Regular readers of Keep the Joint Running will be tired of reading this, but it bears repeating nonetheless. There are no IT projects, or at least there shouldn’t be. It’s always about business change and improvement.

So “Implement SAP” is a terrible idea, while “Integrate the business (using SAP or some other ERP system as an enabling platform)” is worth evaluating.

Governance should always be about the business change, not the enabling technology.

Permissible answers

Here’s something that’s easy to recommend but hard to do: Stop giving Approved or Rejected as the outcomes of the governance process.

And don’t even think about We’ll think about it, because can’t you just make up your minds? No more information will arrive to inform the decision and all the logic is already there in the proposal and subsequent discussion. Maybe means the company has leaders who can’t lead.

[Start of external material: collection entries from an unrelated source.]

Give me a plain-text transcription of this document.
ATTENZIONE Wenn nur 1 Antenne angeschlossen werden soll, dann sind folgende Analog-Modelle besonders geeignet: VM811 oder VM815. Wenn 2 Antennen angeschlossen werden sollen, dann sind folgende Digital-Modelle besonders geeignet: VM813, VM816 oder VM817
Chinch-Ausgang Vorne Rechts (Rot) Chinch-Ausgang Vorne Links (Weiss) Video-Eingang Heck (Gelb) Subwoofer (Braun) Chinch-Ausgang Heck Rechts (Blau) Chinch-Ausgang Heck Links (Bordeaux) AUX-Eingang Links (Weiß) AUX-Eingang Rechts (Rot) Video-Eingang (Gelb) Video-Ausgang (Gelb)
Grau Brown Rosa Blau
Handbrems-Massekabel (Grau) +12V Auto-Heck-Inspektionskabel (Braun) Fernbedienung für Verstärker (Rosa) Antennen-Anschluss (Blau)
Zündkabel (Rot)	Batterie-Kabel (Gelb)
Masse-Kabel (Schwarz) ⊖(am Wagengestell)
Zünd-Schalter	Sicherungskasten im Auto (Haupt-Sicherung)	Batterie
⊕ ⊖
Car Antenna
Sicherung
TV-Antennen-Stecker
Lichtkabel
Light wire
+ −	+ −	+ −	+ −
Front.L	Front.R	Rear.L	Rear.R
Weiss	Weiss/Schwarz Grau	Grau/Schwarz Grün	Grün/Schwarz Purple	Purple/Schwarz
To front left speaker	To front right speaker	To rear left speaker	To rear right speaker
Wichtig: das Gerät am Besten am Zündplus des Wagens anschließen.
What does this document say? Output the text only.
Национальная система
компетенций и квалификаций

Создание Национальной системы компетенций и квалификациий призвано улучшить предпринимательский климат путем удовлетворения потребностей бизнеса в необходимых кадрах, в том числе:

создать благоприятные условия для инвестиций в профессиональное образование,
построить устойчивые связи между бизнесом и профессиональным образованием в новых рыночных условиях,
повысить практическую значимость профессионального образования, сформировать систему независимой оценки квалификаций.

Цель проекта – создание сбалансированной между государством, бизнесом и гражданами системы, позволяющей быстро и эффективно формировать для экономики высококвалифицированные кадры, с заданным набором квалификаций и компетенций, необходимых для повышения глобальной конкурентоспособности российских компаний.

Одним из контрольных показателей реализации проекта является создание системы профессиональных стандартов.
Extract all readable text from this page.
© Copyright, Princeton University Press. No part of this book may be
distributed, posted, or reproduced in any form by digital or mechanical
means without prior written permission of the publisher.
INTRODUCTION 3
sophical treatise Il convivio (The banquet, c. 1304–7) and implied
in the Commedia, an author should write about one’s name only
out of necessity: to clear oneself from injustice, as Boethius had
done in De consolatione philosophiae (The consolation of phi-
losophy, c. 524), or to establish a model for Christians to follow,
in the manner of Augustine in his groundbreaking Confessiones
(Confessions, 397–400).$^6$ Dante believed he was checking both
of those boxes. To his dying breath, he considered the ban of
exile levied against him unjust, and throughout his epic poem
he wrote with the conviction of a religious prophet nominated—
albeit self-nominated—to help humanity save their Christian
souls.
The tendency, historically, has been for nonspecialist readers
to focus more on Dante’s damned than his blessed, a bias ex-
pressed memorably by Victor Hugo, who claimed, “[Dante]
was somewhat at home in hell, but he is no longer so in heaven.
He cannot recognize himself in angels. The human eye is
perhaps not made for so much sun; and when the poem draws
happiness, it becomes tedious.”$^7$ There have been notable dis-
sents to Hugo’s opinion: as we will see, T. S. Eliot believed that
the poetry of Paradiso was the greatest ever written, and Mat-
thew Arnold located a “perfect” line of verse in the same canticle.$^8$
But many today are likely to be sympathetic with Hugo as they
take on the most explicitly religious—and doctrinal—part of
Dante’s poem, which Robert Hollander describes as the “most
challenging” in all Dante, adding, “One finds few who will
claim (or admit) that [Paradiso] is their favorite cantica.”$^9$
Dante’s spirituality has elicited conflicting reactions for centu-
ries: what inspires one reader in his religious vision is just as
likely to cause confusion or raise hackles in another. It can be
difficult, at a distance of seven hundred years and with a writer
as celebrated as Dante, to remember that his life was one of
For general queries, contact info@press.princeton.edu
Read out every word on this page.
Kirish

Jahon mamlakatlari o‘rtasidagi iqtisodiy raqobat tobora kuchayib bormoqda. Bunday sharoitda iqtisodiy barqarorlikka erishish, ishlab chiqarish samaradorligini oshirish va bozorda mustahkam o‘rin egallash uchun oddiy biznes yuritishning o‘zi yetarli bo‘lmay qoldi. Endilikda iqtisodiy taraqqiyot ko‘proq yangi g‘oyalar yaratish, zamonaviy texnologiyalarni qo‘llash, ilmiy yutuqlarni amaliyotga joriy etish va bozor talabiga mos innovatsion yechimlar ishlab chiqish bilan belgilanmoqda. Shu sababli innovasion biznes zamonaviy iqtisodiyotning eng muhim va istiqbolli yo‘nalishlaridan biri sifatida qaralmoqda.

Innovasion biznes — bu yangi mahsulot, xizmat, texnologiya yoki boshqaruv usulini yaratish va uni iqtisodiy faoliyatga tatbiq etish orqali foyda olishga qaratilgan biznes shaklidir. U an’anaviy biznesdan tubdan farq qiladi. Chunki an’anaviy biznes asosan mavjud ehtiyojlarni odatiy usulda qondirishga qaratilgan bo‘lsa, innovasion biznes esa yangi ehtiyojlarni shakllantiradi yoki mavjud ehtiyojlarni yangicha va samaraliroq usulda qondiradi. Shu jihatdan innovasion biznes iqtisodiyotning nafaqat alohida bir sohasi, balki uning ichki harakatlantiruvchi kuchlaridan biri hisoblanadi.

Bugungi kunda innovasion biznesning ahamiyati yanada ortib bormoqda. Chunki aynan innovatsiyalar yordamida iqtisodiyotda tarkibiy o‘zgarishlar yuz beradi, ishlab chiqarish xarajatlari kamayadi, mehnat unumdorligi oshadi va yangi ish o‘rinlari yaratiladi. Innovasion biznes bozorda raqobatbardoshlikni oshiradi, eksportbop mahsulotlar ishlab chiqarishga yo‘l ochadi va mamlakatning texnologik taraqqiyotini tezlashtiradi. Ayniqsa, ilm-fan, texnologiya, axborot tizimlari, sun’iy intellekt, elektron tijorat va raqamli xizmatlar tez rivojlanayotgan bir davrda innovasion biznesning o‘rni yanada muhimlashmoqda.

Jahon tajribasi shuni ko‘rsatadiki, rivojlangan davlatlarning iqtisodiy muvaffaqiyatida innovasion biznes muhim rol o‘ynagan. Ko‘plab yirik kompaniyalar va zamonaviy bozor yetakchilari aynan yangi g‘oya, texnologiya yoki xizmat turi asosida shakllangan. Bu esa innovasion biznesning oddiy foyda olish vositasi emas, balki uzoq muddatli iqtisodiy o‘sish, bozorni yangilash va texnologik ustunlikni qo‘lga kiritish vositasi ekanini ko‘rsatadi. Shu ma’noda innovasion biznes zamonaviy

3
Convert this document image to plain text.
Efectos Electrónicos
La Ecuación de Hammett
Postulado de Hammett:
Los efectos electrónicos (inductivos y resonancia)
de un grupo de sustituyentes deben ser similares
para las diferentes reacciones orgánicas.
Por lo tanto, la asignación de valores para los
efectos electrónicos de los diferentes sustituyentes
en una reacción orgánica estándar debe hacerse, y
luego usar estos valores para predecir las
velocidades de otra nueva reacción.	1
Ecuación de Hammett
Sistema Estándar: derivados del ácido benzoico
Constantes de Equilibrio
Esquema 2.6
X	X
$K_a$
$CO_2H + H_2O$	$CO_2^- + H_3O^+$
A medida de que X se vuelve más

There’s nothing wrong with Rejected as an answer. If a proposal doesn’t make the grade, that is and should be the end of the matter.

It’s Approved that’s the problem, because Approved is just pretending.

Unless a project has been assigned a launch date on a master schedule, complete with a project manager and key staff members with known availability assigned to it, it might be “approved” but it will never actually happen.

So the only two permissible outcomes of the Business Change Governance process are no and when. Anything else is just pretending.

Not pretending makes a pretty good CSF all by itself, don’t you think?